Comment est né le projet « Dans le Paris des Lumières » ?
J’enseigne le français langue étrangère à de jeunes turcs qui ont atteint le niveau B2 du portfolio européen des langues après 3 années d’étude dans notre lycée qui est un établissement bilingue. Mes élèves sont en 11ème (l’équivalent de la 1ère en France) et ont 10 périodes de français par semaine qui se divisent en 3 blocs : 5 périodes de littérature, 3 périodes de civilisation et 2 périodes d’approfondissement.
Ce projet doit ainsi son existence à l’existence de deux périodes hebdomadaires consacrées uniquement à l’approfondissement du cours de français, en l’occurrence, du cours de littérature qui débute en 11ème par une séquence consacrée à Candide de Voltaire.
Mes objectifs ont consisté 1/ à sensibiliser mes élèves à la réalité historique du siècle des Lumières en construisant une recherche sur le Paris de cette époque, 2/ à manipuler le discours informatif et argumentatif à travers le choix du dialogue 3/ à favoriser l’écriture collaborative et la prise de responsabilité par la mise en place de groupes de travail.
Le tableau représentant le Salon de Madame Geoffrin m’a permis de lancer le projet. En effet, l’analyse de ce tableau nous a permis d’opposer l’intérieur du salon, lieu par excellence du débat policé, de la culture savante, des idéaux des Lumières à l’extérieur (le hors champ) associé aux excès de l’Ancien Régime. L’idée était donc de poursuivre la fiction en faisant sortir deux personnages du tableau, ceci afin de faire voir au plus près cette réalité bien lointaine aux yeux de nos élèves.
La première étape du travail a consisté à enrichir un tableau de Gabriel Lemonnier : comment avez-vous procédé ? quelles compétences et connaissances pensez-vous avoir ainsi développées ?
Nous avons consacré la première séance à analyser à l’oral le tableau de Gabriel Lemonnier afin d’en saisir les enjeux de société : l’idée d’un cercle social où prime la culture par opposition au monde dans lequel vit le Candide de Voltaire. Pour la séance suivante, les élèves devaient enrichir le tableau en précisant l’identité des protagonistes du tableau afin d’augmenter et d’affiner leur compréhension du tableau. A cet effet, je leur ai demandé 1/ d’ouvrir un compte Thinglink 2/ d’annoter (« toucher ») sur le compte de la classe le tableau ceci 1 ou 2 fois en précisant un détail sur l’identité des personnages ou sur le décor. A la séance suivante, les élèves ont chacun présenté le détail qu’ils avaient choisi avant de conclure sur les idéaux relevant de cette représentation mais aussi sur la dimension du huis clos vu les risques de censure inhérents à l’absolutisme. C’est alors que nous nous sommes posé la question : « Que se passe-t-il dans les rues à cette époque ? » Après une phase de remue-méninges, les élèves proposaient de faire sortir par la porte déjà entr’ouverte deux personnages se situant à la droite du tableau.
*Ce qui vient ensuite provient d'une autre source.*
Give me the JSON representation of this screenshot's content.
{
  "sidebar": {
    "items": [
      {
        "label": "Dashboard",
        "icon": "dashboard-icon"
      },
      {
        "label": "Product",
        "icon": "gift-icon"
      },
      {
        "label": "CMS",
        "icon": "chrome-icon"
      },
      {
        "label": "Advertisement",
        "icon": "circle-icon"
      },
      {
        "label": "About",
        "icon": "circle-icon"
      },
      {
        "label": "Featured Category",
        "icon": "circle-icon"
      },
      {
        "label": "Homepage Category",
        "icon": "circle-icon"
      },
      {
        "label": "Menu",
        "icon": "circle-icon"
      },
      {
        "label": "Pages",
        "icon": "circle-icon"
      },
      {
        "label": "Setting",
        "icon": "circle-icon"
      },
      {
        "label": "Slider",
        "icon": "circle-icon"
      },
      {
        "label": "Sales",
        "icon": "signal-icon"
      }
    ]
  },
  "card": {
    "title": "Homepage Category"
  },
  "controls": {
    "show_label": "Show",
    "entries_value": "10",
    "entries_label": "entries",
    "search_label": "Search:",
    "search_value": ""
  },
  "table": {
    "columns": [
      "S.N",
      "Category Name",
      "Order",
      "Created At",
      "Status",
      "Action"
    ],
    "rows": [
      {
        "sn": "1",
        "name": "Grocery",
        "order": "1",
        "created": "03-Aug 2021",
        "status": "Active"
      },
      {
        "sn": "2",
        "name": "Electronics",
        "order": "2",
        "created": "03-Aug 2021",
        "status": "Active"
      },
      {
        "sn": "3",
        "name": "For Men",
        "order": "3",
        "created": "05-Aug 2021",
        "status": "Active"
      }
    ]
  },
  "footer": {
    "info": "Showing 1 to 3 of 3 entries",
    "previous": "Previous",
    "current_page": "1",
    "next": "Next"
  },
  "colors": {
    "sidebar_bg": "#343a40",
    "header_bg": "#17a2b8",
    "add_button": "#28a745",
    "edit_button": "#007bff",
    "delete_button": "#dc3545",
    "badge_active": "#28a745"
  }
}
Cette activité a permis aux élèves de mieux appréhender l’œuvre en l’annotant (même si beaucoup d’élèves ont été tentés par le copier-coller), de mieux appréhender ce qui relève du champ et du hors-champ en opposant ce que l’on voit au reste.
L’intérêt de Thinglink repose ici sur la possibilité de construire de manière collaborative une analyse de l’image fixe et de visualiser de manière dynamique en publiant le résultat sur un blog (comme c’est le cas dans ce projet) ou bien sur Twitter ou sur Moodle. Les possibilités sont infinies…
Lors d’une étape ultérieure, vous avez imaginé que 2 personnages sortaient du tableau pour se promener dans le Paris du 18ème siècle : comment et pourquoi avez-vous choisi tel ou tel lieu ? l’utilisation de l’application MyHistro vous a-t-elle semblé facile et intéressante ?
Lors de la 3ème séance de travail, j’ai demandé aux élèves de délibérer sur les lieux à parcourir. Quels étaient les lieux typiques où devraient passer les deux personnages de notre promenade fictive ? Cette délibération a eu lieu en salle informatique où les élèves par groupes de deux ont utilisé l’application Titanpad. Une fois écartées les représentations erronées, 12 lieux – chacun correspondant à un groupe de deux élèves – ont été retenus et hiérarchisés selon un ordre chronologique vraisemblable. Notons que chacun de ces lieux (tel que le café, l’église, l’hôpital ou l’église) prêtait à une réflexion sur les injustices ou les idéaux du siècle des Lumières.
Chaque groupe était ensuite chargé pour la séance suivante de publier sur le compte de classe MyHistro leur étape en respectant deux consignes : la première d’éditer un résumé sur le lieu choisi accompagné d’une illustration, la seconde de respecter l’ordre décidé en classe. La seconde consigne fut un peu difficile à mettre en œuvre et j’ai dû sévir pour discipliner les groupes de travail lors de la 4ème séance de travail où eut lieu la mise en commun.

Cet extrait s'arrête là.